For a study, researchers sought to evaluate the direct and indirect connection between prediabetes with dementia risk, as well as to investigate the age of diabetes development and eventual dementia risk. At baseline (1990-1992), prediabetes was defined as an HbA1C level of 5.7-6.4% among adults without a history of diagnosed diabetes or diabetic medication use; diabetes was defined as a self-reported physician diagnosis, diabetes medication use, or an HbA1C level of 6.5% or above. During the follow-up, the incidence of diabetes with the same criteria was added as a time-varying variable. Surveillance, interviews, and adjudication were used to determine incident dementia. The time scale for survival analysis was age, with an origin at 50 and left and right censoring.
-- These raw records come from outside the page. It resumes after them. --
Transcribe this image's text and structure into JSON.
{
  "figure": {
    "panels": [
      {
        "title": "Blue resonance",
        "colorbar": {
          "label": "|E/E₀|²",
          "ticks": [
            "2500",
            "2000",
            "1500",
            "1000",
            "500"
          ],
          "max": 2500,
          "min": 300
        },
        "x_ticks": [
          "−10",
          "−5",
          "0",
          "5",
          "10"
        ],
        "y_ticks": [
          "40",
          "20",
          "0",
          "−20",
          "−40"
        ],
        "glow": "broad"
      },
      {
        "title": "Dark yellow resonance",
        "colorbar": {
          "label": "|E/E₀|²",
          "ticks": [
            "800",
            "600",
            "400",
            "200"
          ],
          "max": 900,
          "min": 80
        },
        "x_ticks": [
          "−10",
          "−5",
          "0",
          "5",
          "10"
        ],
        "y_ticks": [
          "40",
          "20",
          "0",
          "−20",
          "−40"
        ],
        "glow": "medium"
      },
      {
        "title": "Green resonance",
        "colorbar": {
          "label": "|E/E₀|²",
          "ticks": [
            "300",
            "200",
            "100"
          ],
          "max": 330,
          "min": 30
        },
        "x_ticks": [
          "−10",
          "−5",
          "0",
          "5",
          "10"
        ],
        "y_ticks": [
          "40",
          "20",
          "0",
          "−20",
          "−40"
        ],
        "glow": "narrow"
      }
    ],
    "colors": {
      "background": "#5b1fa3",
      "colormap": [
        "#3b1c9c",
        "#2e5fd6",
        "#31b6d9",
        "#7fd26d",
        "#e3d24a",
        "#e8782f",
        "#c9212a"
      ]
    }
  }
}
Sex, race, education, APOE, BMI, smoking status, alcohol usage, physical activity, total cholesterol, HDL cholesterol, and hypertension were all considered in the adjustment models.

At baseline, 2,314 (17.3%) of the 13,388 individuals had prediabetes, and 1798 (13.4%) had diabetes. In the fully adjusted model, the adjusted hazard ratios for dementia were 2.35 (95% CI: 1.99, 2.76) and 1.13 (95% CI: 1.02, 1.25) for diabetes and prediabetes compared to no diabetes. The extra risk of dementia for prediabetes was reduced by half if incident diabetes was included, and the link was not significant. For diabetes with age beginning at 60, 60-69, 70-79, and 80-93, the relative risks of dementia were 3.16 (95% CI: 2.15, 4.66), 1.64 (95% CI: 1.36, 1.97), 1.29 (95% CI: 1.14, 1.47), and 1.06 (95% CI: 0.89, 1.28), respectively.

Diabetes and prediabetes in middle age were linked to an increased risk of dementia and mortality. Diabetes development at a younger age was associated with a stronger dosage response and a higher risk of dementia. The intervening occurrence of clinical diabetes explained most of the risk of dementia in pre-diabetes. Preventing or delaying the development of prediabetes to diabetes might assist dementia preventive initiatives.